Quatro anos após os apoiadores do então presidente dos Estados Unidos, Donald Trump, invadirem o Capitólio de Washington, D.C., numa tentativa frustrada de impedir a certificação do resultado da vitória eleitoral de Joe Biden, um dos responsáveis por organizar o ataque, Enrique Tarrio, pediu nesta segunda-feira, 6, que Trump, ao retornar à Casa Branca em 20 de janeiro, lhe conceda um perdão total por suas ações.
O ex-líder dos Proud Boys, grupo neofascista exclusivamente masculino que esteve envolvido no ataque ao Capitólio em 2021, foi condenado a 22 anos de prisão por seu papel no ato que resultou na morte de sete pessoas e mais de US$ 2,8 milhões em danos. Segundo promotores americanos, Tarrio foi responsável por mobilizar centenas de membros do Proud Boys (meninos orgulhosos, em inglês) para participar do ataque.
O pedido de indulto foi enviado pelo advogado de Tarrio, Nayib Hassan, através de uma carta. O ex-líder dos Proud Boys alega que foi condenado injustamente durante a administração do presidente Biden.
“Estamos fazendo todos os esforços possíveis para garantir que essa comunicação chegue ao presidente eleito Trump”, disse Hassan em uma entrevista.
Promessa de campanha
Durante a corrida eleitoral de 2024 e após vencer o pleito em novembro passado, Trump prometeu conceder perdão a alguns dos mais de 1.500 trumpistas acusados de participar da invasão em 2021.

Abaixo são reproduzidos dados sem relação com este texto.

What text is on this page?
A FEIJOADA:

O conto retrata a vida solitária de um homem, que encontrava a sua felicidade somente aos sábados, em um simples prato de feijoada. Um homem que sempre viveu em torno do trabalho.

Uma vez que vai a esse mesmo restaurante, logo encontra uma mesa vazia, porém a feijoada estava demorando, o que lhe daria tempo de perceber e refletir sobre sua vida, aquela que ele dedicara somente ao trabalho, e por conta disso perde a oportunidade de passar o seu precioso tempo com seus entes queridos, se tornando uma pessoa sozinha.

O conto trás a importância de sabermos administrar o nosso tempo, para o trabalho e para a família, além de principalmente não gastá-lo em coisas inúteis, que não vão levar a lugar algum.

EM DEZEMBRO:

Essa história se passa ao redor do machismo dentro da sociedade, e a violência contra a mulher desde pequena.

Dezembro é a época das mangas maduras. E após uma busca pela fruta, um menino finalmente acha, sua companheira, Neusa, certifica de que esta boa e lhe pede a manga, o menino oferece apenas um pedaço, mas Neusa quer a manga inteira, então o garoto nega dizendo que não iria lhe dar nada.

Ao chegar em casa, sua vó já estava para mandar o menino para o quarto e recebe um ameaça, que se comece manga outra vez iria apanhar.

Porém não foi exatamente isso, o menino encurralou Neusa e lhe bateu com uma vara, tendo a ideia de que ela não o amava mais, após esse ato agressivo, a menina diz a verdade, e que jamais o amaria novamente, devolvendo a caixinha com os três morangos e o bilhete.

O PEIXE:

“Bem, vamos analisar cada caso individual”, disse Trump. “E vamos fazer isso muito rapidamente, vai começar na primeira hora em que eu assumir o cargo. Uma vasta maioria deles (os invasores) não deveria estar na cadeia… Eles sofreram gravemente.”
A porta-voz da equipe republicana de transição de governo, Karoline Leavitt, afirmou: “O presidente Trump perdoará os americanos que tiveram o devido processo negado e foram injustamente processados pelo Departamento de Justiça, que foi usado como arma (pelo governo Biden)“.